Radis noirs et autres crudités

L’écrivain franco-camerounaise publie un roman riche en ébats. Exercice de style ou calcul médiatique ?

Publié le 19 mai 2003 Lecture : 3 minutes.

Calixthe Beyala s’est mise à son tour à la littérature érotique – pour ne pas dire pornographique -, un genre où, depuis quelques années, les écrivains occidentales s’en donnent à coeur joie. Pour situer d’emblée le cadre de son récit, elle est allée en chercher le titre dans l’oeuvre de Léopold Sédar Senghor. Plus précisément dans le recueil Chants d’ombre, publié en 1945. Qu’en aurait pensé le poète-président sénégalais décédé en décembre 2001 ? Il n’est pas sûr qu’il aurait apprécié un texte aussi cru. Non pas que l’ancien académicien ait été particulièrement bégueule. Bien au contraire. Nombre de ses poèmes rendent hommage au corps de la femme. Mais entre les allusions à « l’arc frémissant des seins de Salimata Diallo » (Poèmes perdus) et les scènes de fornication collective imaginées par Calixthe Beyala, il y a un monde.
La romancière franco-camerounaise le reconnaît elle-même sans ambages. Les formulations senghoriennes ne font pas partie de son arsenal linguistique. Ses mots à elle « déglinguent, dévissent, culbutent ». La tendresse et le romantisme n’ont pas leur place dans son récit. L’amour est purement physique et ne s’embarrasse guère de préliminaires. On va droit au but, dans toutes les positions, et souvent en groupe.
L’histoire, maintenant. Femme nue, femme noire se déroule à New Bell, gigantesque quartier de Douala où, soit dit en passant, a grandi l’auteur du livre. L’héroïne, Irène, une jeune délinquante, est recueillie par un couple que soude de subtils jeux sexuels. Non seulement elle est associée à leurs ébats, mais, le bruit ayant couru qu’elle est complètement toquée (ce qui semble être le cas), elle voit tout le quartier défiler dans son lit. La tradition veut en effet que « baiser une folle est un puissant remède contre les maux de la Terre ». Toujours est-il que le jeune fille peut s’abandonner à sa lubricité naturelle tout en découvrant le pouvoir qu’elle peut tirer de ses fesses comme du reste de sa magnifique anatomie.
Calixthe Beyala ne révolutionne pas le genre.
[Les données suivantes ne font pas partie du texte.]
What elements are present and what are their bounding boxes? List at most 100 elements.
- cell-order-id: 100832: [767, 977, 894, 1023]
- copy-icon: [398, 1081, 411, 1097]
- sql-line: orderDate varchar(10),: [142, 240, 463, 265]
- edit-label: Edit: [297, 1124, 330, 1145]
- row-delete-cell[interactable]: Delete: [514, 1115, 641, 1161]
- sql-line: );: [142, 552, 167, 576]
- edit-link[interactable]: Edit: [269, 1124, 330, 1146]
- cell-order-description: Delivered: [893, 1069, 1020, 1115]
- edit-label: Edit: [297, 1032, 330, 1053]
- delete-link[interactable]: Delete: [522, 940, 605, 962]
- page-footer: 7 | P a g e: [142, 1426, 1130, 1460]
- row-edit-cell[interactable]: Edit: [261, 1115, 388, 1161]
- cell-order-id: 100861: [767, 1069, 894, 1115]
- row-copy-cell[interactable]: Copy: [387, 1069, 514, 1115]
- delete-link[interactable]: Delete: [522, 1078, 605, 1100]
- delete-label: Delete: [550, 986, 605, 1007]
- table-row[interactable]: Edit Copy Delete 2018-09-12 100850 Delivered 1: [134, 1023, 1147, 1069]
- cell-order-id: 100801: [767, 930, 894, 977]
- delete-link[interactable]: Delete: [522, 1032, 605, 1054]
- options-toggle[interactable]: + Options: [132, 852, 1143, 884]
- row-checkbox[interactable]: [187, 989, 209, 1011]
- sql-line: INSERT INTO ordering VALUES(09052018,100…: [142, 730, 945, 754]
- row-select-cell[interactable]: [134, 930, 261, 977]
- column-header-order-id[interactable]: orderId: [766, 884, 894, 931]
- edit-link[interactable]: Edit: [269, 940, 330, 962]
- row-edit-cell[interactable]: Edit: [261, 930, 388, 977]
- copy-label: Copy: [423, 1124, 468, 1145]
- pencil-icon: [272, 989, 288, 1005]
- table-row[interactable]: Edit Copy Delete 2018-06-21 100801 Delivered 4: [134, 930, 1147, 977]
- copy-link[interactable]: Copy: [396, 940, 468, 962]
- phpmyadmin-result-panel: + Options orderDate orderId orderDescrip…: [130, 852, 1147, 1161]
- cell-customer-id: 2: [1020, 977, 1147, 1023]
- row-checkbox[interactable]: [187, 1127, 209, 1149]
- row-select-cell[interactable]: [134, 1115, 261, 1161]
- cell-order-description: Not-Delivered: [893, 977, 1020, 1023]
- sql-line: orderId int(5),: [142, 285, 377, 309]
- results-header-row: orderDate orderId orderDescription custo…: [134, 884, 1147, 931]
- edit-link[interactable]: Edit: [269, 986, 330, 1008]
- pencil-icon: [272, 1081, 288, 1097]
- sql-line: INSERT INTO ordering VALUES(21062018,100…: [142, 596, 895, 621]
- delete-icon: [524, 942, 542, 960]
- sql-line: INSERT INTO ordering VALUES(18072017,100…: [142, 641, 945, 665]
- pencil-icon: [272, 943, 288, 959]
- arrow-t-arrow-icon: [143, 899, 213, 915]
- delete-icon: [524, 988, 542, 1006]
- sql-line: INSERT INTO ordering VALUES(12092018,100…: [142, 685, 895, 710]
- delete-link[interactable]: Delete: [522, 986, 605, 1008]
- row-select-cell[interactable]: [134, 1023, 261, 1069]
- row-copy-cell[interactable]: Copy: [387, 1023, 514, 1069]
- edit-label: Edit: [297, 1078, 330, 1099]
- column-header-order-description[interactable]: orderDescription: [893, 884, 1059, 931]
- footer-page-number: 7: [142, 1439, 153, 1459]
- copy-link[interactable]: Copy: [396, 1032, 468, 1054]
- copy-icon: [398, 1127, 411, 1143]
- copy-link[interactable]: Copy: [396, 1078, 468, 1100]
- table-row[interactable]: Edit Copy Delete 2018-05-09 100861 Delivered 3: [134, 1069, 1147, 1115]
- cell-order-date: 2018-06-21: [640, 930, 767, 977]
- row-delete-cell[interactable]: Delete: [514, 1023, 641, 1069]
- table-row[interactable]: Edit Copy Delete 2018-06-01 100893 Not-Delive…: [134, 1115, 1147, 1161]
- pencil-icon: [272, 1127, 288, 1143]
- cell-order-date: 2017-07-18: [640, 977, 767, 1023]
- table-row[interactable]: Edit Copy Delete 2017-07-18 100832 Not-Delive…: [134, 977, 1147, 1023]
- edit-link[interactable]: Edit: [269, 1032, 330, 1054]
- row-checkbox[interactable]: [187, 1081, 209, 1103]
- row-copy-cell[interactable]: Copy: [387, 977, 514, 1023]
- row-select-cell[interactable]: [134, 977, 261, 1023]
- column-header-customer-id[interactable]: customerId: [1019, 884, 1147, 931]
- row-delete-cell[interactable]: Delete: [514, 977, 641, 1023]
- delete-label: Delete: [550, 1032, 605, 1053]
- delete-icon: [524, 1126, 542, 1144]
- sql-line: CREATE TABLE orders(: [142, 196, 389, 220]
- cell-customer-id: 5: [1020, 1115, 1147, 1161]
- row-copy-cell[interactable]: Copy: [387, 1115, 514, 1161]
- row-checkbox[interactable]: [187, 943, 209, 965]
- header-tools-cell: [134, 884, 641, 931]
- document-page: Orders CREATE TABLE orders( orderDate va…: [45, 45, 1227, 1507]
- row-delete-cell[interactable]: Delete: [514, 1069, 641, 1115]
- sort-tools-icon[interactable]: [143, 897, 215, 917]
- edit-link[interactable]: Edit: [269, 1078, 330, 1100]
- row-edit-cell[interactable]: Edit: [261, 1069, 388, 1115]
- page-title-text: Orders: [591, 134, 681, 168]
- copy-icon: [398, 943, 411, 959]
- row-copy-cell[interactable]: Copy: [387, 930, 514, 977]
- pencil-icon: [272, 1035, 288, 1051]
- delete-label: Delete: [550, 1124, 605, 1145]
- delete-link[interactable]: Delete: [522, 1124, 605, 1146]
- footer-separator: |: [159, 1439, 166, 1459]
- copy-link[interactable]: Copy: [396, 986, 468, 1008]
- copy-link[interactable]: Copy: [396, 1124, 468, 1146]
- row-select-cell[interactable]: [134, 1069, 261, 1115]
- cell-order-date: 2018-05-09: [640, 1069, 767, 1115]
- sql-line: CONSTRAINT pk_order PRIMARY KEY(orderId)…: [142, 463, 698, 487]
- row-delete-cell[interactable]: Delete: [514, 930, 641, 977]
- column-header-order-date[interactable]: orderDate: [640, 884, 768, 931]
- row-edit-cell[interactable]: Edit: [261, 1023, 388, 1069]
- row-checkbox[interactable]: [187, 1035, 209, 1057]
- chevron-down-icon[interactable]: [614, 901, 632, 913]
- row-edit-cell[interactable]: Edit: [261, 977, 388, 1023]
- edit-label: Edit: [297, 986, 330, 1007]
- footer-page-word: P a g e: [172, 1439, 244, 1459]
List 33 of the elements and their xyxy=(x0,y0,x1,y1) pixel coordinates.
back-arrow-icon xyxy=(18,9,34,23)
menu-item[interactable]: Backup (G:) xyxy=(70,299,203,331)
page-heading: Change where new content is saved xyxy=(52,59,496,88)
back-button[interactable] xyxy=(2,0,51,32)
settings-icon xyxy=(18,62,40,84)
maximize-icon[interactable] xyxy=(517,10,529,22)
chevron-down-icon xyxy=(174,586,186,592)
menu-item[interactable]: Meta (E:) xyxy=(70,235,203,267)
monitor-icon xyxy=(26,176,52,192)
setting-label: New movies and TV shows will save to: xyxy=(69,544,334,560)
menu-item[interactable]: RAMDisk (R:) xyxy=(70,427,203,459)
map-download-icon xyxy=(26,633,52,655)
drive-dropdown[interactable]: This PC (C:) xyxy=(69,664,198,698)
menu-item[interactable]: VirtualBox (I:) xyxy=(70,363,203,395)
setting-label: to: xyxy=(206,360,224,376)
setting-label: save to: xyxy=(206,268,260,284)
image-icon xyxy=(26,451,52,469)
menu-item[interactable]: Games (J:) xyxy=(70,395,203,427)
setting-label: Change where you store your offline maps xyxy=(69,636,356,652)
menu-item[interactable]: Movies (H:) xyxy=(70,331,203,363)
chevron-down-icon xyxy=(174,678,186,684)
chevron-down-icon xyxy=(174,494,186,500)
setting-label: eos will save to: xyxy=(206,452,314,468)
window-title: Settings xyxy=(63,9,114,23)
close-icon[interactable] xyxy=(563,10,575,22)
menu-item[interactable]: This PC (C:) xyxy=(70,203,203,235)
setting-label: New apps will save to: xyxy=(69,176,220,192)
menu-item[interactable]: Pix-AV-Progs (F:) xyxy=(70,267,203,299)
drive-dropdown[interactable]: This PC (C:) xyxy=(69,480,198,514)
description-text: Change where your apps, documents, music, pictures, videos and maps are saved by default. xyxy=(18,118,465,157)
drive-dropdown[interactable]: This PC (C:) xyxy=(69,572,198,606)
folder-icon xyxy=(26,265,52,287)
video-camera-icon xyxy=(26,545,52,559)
Comme c’est souvent le cas avec cette littérature, l’intrigue n’a pas grand intérêt. Mais si on a du mal à suivre les pérégrinations de la belle Irène, on a vite compris que son sexe est ouvert à toutes les aventures.
Il reste que ce livre est une première pour un écrivain d’Afrique francophone. Certes, les scènes érotiques sont devenues banales dans les romans des auteurs subsahariens. Mais jamais le sexe n’a été, comme ici, le sujet même d’un ouvrage de fiction. L’entreprise était délicate, car si, en Afrique, la sexualité est en général plus libre qu’en Occident, sa représentation n’est pas chose facile.
Sur ce plan, Calixthe Beyala s’en sort bien, faisant preuve d’une grande inventivité lexicale. Pour désigner l’organe viril, par exemple, dans la même page ou presque, elle parle de plantain, d’aubergine, de radis noir, d’anguille boursouflée, de poisson glissant…
Drapée dans sa réputation sulfureuse, l’écrivain franco-camerounaise ne craint plus de choquer. Elle n’est pas à une polémique près. Son livre ne sera pas au programme des collèges d’ici à demain, mais il connaîtra un joli succès commercial en Europe comme en Afrique. En attendant que l’auteur de Assèze l’Africaine revienne à la littérature.

Femme nue, femme noire, de Calixthe Beyala, éditions Albin Michel, 232 pp., 15 euros.